I find that keeping my curtains drawn (but the light on so the birds can navigate the room) when I have new birds helps them to navigate the room. once they have the confidence to fly around the room and know it well, I will have the curtains open. There is still a net curtain up which helps them to realise not to go that way. 

Sounds like you have a lot of things covered.


----------



## lbeckman (Jun 26, 2016)

Sooner or later, one of them will decide that whatever window coverings you have would make good shredder toys and will "teach" the other birds to join in. :laughing1: (With a lot of birds coming and going, one of them is bound to think of almost anything sooner or later--I think of it as part of the fun of fostering.) Just make sure it's nothing they'll get their little claws stuck in. I redirect them and no major damage has been done. Yet. 
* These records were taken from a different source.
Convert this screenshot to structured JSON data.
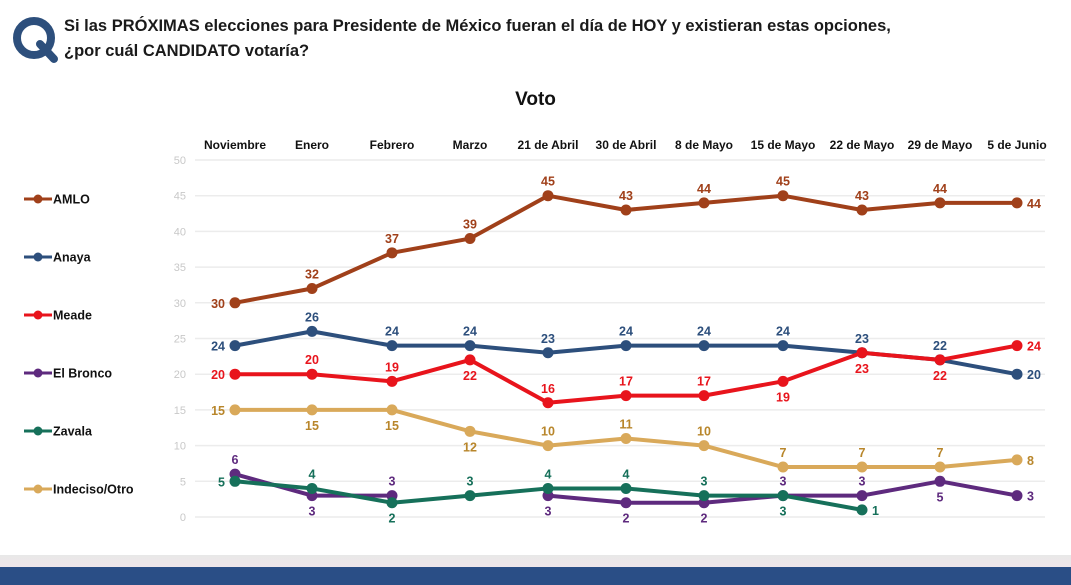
{
  "question": {
    "line1": "Si las PRÓXIMAS elecciones para Presidente de México fueran el día de HOY y existieran estas opciones,",
    "line2": "¿por cuál CANDIDATO votaría?"
  },
  "logo_letter": "Q",
  "chart_data": {
    "type": "line",
    "title": "Voto",
    "categories": [
      "Noviembre",
      "Enero",
      "Febrero",
      "Marzo",
      "21 de Abril",
      "30 de Abril",
      "8 de Mayo",
      "15 de Mayo",
      "22 de Mayo",
      "29 de Mayo",
      "5 de Junio"
    ],
    "ylim": [
      0,
      50
    ],
    "yticks": [
      0,
      5,
      10,
      15,
      20,
      25,
      30,
      35,
      40,
      45,
      50
    ],
    "grid": true,
    "legend_position": "left",
    "series": [
      {
        "name": "AMLO",
        "color": "#a0401a",
        "values": [
          30,
          32,
          37,
          39,
          45,
          43,
          44,
          45,
          43,
          44,
          44
        ]
      },
      {
        "name": "Anaya",
        "color": "#2d4f7c",
        "values": [
          24,
          26,
          24,
          24,
          23,
          24,
          24,
          24,
          23,
          22,
          20
        ]
      },
      {
        "name": "Meade",
        "color": "#e8141c",
        "values": [
          20,
          20,
          19,
          22,
          16,
          17,
          17,
          19,
          23,
          22,
          24
        ]
      },
      {
        "name": "El Bronco",
        "color": "#5e2a7e",
        "values": [
          6,
          3,
          3,
          null,
          3,
          2,
          2,
          3,
          3,
          5,
          3
        ]
      },
      {
        "name": "Zavala",
        "color": "#16705a",
        "values": [
          5,
          4,
          2,
          3,
          4,
          4,
          3,
          3,
          1,
          null,
          null
        ]
      },
      {
        "name": "Indeciso/Otro",
        "color": "#d9a95a",
        "label_color": "#b8862b",
        "values": [
          15,
          15,
          15,
          12,
          10,
          11,
          10,
          7,
          7,
          7,
          8
        ]
      }
    ]
  }
}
Mine all love looking out the windows, BTW. Sometimes two of the will sit there looking like they are chatting about whatever they can see.


----------



## lbeckman (Jun 26, 2016)

Oh, and ceiling light fixtures. If it's not enclosed, make sure it's nothing they could get hurt on or burned by--LED bulbs stay cooler.


----------



## Lilsprout (Oct 28, 2017)

lbeckman said:


> Oh, and ceiling light fixtures. If it's not enclosed, make sure it's nothing they could get hurt on or burned by--LED bulbs stay cooler.


That's great because I just bought LED bulbs, I'm going to take the cover off the ceiling light because it's basically a little bowl that they could easily get stuck in. I just thought of that now after I looked up at the ceiling lol!


----------



## JRS (Sep 3, 2016)

The only other thing I would suggest, is something to hang on the outside handle of the door, to warn others in the house that a cage is open and birds may be flying around.
Best of luck


----------